Этот листок, это больше, чем табу, это то же самое, что дотрагиваться до тела, я роюсь в его душе, воплотившейся в этом тексте, препарирую ее, эту поэму, написанную для нее, зашифрованную в виде сценария, черную поэму, заклинание, вербальное обладание. Я как лорд Кернован, который завладел в усыпальнице священными останками египетских владык и сразу после этого умер загадочной смертью. Проклятие!.. Что бы то ни было: обрывки фраз, останки, подобранные с земли, отбросы, годные разве что для канализации, – во всем этом остается некая священная ипостась, а я отважился подвергать их анализу, тащить в лабораторию, выяснять, что там за пятна, что же скрывается в волокнах бумажного листка. Героин? Кокаин? Да он, кажется, в 90 % десятидолларовых и пятидесятидолларовых бумажек, находящихся в обращении в больших городах Соединенных Штатов. А я подвергну этот листок рентгеновскому излучению, сделаю томограмму, пропущу через химические растворы, сделаю анализ на содержание углерода 14, заставлю его заговорить… «И вы, значит, слушаете, наблюдаете, вы этим занимаетесь, да?» – так давным-давно определила меня девушка на яхте в Каннах».
Но уже через мгновение он прочел в этих строчках, за ними, просьбу не оставлять их без внимания, предложение откомментировать их, даже развить – почему бы и нет? – вышить жизнь этой женщины, певицы, актрисы, прошедшую между Германией и Парижем во второй половине XX века по этим эпизодам, как по канве.
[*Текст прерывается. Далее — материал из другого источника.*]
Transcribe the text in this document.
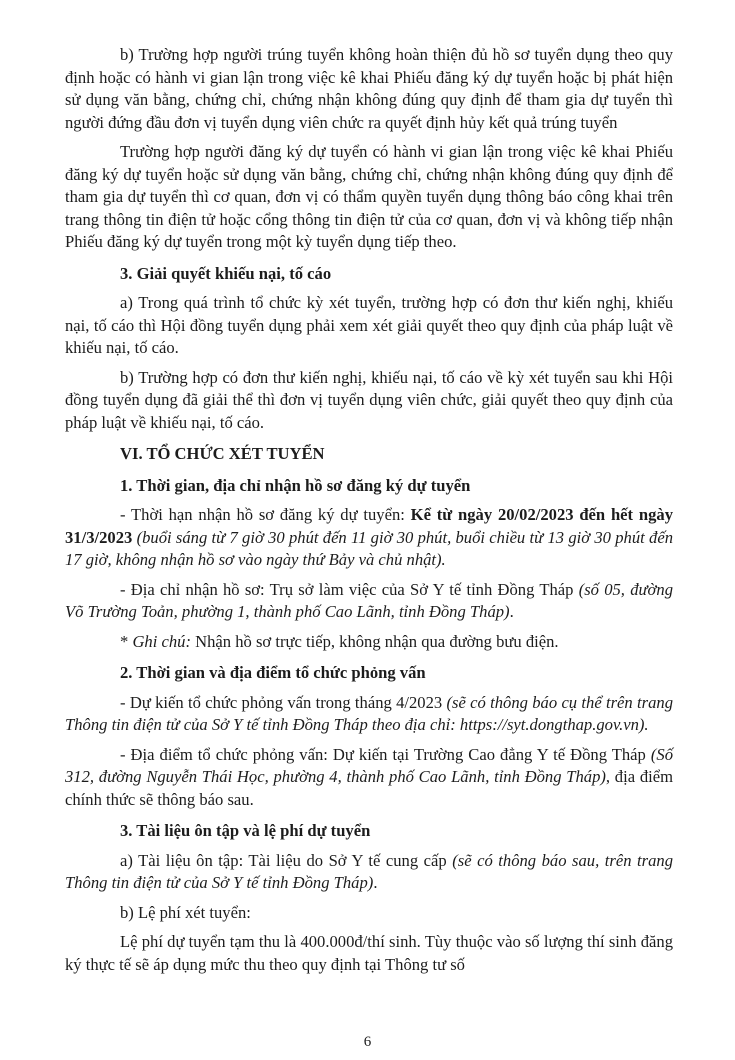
b) Trường hợp người trúng tuyển không hoàn thiện đủ hồ sơ tuyển dụng theo quy định hoặc có hành vi gian lận trong việc kê khai Phiếu đăng ký dự tuyển hoặc bị phát hiện sử dụng văn bằng, chứng chỉ, chứng nhận không đúng quy định để tham gia dự tuyển thì người đứng đầu đơn vị tuyển dụng viên chức ra quyết định hủy kết quả trúng tuyển

Trường hợp người đăng ký dự tuyển có hành vi gian lận trong việc kê khai Phiếu đăng ký dự tuyển hoặc sử dụng văn bằng, chứng chỉ, chứng nhận không đúng quy định để tham gia dự tuyển thì cơ quan, đơn vị có thẩm quyền tuyển dụng thông báo công khai trên trang thông tin điện tử hoặc cổng thông tin điện tử của cơ quan, đơn vị và không tiếp nhận Phiếu đăng ký dự tuyển trong một kỳ tuyển dụng tiếp theo.

3. Giải quyết khiếu nại, tố cáo

a) Trong quá trình tổ chức kỳ xét tuyển, trường hợp có đơn thư kiến nghị, khiếu nại, tố cáo thì Hội đồng tuyển dụng phải xem xét giải quyết theo quy định của pháp luật về khiếu nại, tố cáo.

b) Trường hợp có đơn thư kiến nghị, khiếu nại, tố cáo về kỳ xét tuyển sau khi Hội đồng tuyển dụng đã giải thể thì đơn vị tuyển dụng viên chức, giải quyết theo quy định của pháp luật về khiếu nại, tố cáo.

VI. TỔ CHỨC XÉT TUYỂN

1. Thời gian, địa chỉ nhận hồ sơ đăng ký dự tuyển

- Thời hạn nhận hồ sơ đăng ký dự tuyển: Kể từ ngày 20/02/2023 đến hết ngày 31/3/2023 (buổi sáng từ 7 giờ 30 phút đến 11 giờ 30 phút, buổi chiều từ 13 giờ 30 phút đến 17 giờ, không nhận hồ sơ vào ngày thứ Bảy và chủ nhật).

- Địa chỉ nhận hồ sơ: Trụ sở làm việc của Sở Y tế tỉnh Đồng Tháp (số 05, đường Võ Trường Toản, phường 1, thành phố Cao Lãnh, tỉnh Đồng Tháp).

* Ghi chú: Nhận hồ sơ trực tiếp, không nhận qua đường bưu điện.

2. Thời gian và địa điểm tổ chức phỏng vấn

- Dự kiến tổ chức phỏng vấn trong tháng 4/2023 (sẽ có thông báo cụ thể trên trang Thông tin điện tử của Sở Y tế tỉnh Đồng Tháp theo địa chỉ: https://syt.dongthap.gov.vn).

- Địa điểm tổ chức phỏng vấn: Dự kiến tại Trường Cao đẳng Y tế Đồng Tháp (Số 312, đường Nguyễn Thái Học, phường 4, thành phố Cao Lãnh, tỉnh Đồng Tháp), địa điểm chính thức sẽ thông báo sau.

3. Tài liệu ôn tập và lệ phí dự tuyển

a) Tài liệu ôn tập: Tài liệu do Sở Y tế cung cấp (sẽ có thông báo sau, trên trang Thông tin điện tử của Sở Y tế tỉnh Đồng Tháp).

b) Lệ phí xét tuyển:

Lệ phí dự tuyển tạm thu là 400.000đ/thí sinh. Tùy thuộc vào số lượng thí sinh đăng ký thực tế sẽ áp dụng mức thu theo quy định tại Thông tư số

6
Можно было действительно решить, что этот набросок, краткий план жизни, найденный на полу, просил продолжения, требовал, чтобы за него взялся другой человек, точно так же, как это было в жизни этой женщины: Шарль в каком-то смысле сменил Райнера. Все, что пишется, не более чем одна большая книга, в которой каждый представляет собой одну главу, и можно рассматривать каждый пункт на этом клочке бумаги как приглашение к дальнейшему рассказу, попытку воспеть эту женщину с нюансировкой темной стороны ее жизни, что, впрочем, не так легко, учитывая склонность Шарля все драматизировать. И стоило ему в очередной раз задуматься над этими обрывками фраз, написанными вроде бы без очевидной цели, как он начинал слышать в них настойчивую необходимость, они требовали действия, ответа, как загписка, извлеченная из бутылки, брошенной в море: это было завещание, заклинание или мечта, поэма и, учитывая обстоятельства, – пробирное клеймо, отпечаток истины, даже в «неверных» пунктах. «Я так и вижу Райнера: он лежит на кровати на животе, руки свешиваются до пола, из одной выпадает листок… А все, что смогу написать я, как бы точно и верно ни было, будет выглядеть по сравнению с этим листком бесплатным упражнением, этакой литературной игрой, красивыми фразами. А на этом клочке бумаги, даже пункты с 14-го по 18-й, при всем том, что они придуманы, звучат как наваждение, при всей их неполноте и фрагментарности, они правдивее, чем вся литература. А от меня можно ждать разве что стилистической акробатики – так цирковая собачка печатает на машинке, – приблизительных оценок и красивых фраз, более или менее напыщенных, пустых и необязательных медитаций… Чего будут мне стоить слова, будь они даже очень талантливы и блистательны? Он же бросал ей вызов, он с этой жалкой бумажонкой был более живым, потому что вызывал эту женщину, звал ее, проклинал за то, что ее не было рядом с ним, потом накладывал с помощью слов магические заклятия, призывал на ее голову мрачную кончину… В этом клочке бумаги было что-то неопровержимое, как вещественное доказательство, это было просто свидетельство страсти, которую испытывал человек в последнее мгновение своей жизни, когда перестаешь или почти перестаешь лгать и когда даже если бредишь, то бредишь по-настоящему. По сравнению с этим жалким, в пятнах, клочком бумаги – смятой страницей бывшего сценария, валявшейся на полу, биография, которую я попытаюсь написать, будет выглядеть простым обманом.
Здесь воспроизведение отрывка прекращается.